朝熊山は標高555mの北峰と約540mの南峰(経ヶ峯)のほかにいくつかの山頂があり志摩半島の最高峰で伊勢志摩を代表する霊山として知られています。展望は周囲にひらけていて神島・答志島など鳥羽市の離島、伊勢湾対岸に渥美半島のほか、天気がよければ富士山を見ることができるとか。



もう一つの顔は 神宮奥の院として伊勢神宮の鬼門を守る寺として栄えた 朝熊岳金剛證寺 です。  古くから山岳信仰の対象となり、825年 空海が真言密教道場として南峯東腹に金剛證寺を建立したと伝えられており、室町時代には伊勢信仰と結びつき、「伊勢へ参らば朝熊を駆けよ、朝熊駆けねば片参り」とされ、隆盛を極めた。 400年ぶりに一般公開された国の重要文化財 本堂内陣は、御本尊の福威智満虚空蔵菩薩の真後ろに、天照大神をお祀りし神仏習合の思想を表しています。

一時は高野山とともに三大霊場と言われ この地方では宗派を問わず 葬儀ののちに朝熊山に登り、金剛證寺奥の院に塔婆を立て供養する岳参りという風習があり、約1万柱の卒塔婆が建立されている様子は他では見られない景観で圧倒されます。

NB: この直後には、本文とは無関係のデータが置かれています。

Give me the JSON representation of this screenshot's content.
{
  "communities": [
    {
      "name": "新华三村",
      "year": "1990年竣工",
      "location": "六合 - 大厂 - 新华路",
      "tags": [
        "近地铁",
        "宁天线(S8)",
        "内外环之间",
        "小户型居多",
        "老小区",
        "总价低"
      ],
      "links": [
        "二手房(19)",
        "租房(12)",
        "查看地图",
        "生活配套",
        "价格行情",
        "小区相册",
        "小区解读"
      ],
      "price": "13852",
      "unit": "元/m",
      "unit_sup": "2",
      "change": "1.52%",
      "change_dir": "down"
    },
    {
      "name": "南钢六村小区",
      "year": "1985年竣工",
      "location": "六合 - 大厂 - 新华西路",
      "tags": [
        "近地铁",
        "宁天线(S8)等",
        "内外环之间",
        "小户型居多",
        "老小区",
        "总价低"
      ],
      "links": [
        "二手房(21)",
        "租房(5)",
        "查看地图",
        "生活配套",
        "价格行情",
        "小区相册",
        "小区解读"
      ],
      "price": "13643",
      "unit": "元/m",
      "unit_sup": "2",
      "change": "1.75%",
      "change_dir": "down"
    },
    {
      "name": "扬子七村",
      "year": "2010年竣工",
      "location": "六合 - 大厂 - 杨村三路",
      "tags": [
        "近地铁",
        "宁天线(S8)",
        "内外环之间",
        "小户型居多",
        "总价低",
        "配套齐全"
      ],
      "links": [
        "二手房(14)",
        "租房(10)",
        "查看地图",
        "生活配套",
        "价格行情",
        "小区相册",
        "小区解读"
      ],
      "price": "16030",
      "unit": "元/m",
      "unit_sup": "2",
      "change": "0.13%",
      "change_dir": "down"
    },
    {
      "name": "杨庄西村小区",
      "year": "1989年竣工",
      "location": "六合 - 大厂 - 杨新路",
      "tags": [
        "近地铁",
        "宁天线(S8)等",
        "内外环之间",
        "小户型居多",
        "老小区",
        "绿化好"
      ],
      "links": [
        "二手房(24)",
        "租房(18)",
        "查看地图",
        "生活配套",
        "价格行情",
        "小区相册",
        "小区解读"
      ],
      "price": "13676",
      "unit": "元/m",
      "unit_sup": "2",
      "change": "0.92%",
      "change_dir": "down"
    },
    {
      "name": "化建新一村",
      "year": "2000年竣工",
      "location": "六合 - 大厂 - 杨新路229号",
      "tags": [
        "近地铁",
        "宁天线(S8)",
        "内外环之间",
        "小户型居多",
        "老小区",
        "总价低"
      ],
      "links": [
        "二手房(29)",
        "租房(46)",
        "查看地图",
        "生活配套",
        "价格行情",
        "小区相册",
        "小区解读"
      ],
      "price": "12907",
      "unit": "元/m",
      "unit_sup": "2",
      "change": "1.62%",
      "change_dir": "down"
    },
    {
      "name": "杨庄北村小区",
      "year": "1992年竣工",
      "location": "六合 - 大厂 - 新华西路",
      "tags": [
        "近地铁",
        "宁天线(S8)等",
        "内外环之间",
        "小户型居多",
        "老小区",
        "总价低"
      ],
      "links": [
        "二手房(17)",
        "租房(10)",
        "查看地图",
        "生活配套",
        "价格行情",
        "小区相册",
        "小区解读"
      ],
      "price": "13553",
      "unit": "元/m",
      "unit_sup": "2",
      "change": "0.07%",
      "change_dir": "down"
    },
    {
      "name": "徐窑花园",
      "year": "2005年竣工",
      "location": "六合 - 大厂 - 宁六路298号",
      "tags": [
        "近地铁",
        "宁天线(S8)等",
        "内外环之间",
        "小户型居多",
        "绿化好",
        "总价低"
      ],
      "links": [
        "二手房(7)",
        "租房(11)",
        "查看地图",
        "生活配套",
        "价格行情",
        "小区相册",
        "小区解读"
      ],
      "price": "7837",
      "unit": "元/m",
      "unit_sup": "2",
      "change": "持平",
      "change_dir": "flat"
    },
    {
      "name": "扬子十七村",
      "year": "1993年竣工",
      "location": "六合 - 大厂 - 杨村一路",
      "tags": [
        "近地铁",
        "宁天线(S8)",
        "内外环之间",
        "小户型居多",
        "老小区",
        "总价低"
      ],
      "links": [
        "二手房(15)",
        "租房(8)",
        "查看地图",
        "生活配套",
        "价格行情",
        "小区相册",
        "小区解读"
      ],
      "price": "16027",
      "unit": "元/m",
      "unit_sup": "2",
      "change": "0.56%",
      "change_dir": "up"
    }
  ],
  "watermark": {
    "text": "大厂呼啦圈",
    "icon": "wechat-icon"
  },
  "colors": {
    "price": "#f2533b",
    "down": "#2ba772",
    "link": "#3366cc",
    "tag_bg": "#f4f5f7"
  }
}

山岳信仰・霊山など 何のその・・・。大正時代はケーブルカー、昭和に入るとスカイライン、ご多分に漏れず、山の頂上にはアンテナ立てまくり、なぜか展望足湯などという設備まである。それでも人出は少ないのだろう。設備はひなびてレストランに至っては閉館している。これで良い、ご神体山と言えども個人や企業所有では観光開発を止められないので 山から霊魂は逃げ出すことになるが、再び 静かになるとまた元のお姿に戻るかもしれない。